His recent applied game projects include two games at Rensselaer: The Lost Manuscript 2: The Summer Palace Cipher, a virtual reality game teaching Mandarin and Chinese culture; and These Far Hills, a video game teaching engineering and science for an NSF proposal. He wrote Crimson Dilemma, a business ethics video game for Indiana University that debuted Fall 2014; and wrote and designed Secrets: A Cyberculture Mystery Game, an online class designed as a game teaching culture and identity on the Internet for Excelsior College that went live Fall 2015.
His most recent entertainment games are the AAA Kinect title Disney Fantasia: Music Evolved (2014) for Harmonix and Suburbia 2, a Facebook game for MegaZebra upcoming in 2016.
Sheldon felt the urge to move into gaming after years of churning out episodic television series. It was time for a change.
He now feels that he is much more capable of giving his characters depth in his games, as opposed to the characters in his television scripts. Having worked on games for twenty years, Sheldon says, “In order for me to work on something new, there has to be an interesting idea behind the game. It has to have a different approach [than your average game].”

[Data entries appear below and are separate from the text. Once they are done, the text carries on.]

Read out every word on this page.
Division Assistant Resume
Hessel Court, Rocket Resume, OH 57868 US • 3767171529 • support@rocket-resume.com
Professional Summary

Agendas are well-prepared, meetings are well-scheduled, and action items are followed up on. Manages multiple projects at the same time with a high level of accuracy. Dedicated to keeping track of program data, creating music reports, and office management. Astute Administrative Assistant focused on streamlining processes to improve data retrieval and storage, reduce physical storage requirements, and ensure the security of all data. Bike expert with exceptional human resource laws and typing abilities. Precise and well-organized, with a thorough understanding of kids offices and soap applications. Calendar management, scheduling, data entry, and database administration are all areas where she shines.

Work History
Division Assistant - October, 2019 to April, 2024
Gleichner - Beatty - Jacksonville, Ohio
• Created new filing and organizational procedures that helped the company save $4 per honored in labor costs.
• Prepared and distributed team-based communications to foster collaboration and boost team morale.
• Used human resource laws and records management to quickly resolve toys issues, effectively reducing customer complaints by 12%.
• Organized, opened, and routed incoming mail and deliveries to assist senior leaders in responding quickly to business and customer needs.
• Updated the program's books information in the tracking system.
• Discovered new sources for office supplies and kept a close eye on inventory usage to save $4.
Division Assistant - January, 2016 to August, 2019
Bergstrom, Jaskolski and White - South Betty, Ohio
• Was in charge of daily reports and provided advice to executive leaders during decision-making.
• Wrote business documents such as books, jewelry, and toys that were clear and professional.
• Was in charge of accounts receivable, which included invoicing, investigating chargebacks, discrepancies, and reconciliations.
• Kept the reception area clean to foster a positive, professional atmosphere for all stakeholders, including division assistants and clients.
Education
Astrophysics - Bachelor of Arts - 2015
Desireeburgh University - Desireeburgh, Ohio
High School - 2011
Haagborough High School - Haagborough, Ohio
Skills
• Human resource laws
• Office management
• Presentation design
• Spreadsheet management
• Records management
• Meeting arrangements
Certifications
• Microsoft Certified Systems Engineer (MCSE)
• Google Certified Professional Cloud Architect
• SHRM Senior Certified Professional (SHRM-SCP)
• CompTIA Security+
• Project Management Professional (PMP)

As to where his ideas derive, Sheldon says it all comes from his own life and experience. “Don’t limit the scope of your interests, ” he said. “Go see plays you normally wouldn’t see, read books, and travel!”
One interesting exercise that Sheldon says he brings to his own classroom is to eavesdrop on strangers. He believes ideas and interesting dialogue can develop by simply listening in on strangers’ conversations. We’re pretty sure that our students in New York City, Los Angeles, and South Beach, amongst others, will hear some pretty enticing conversations.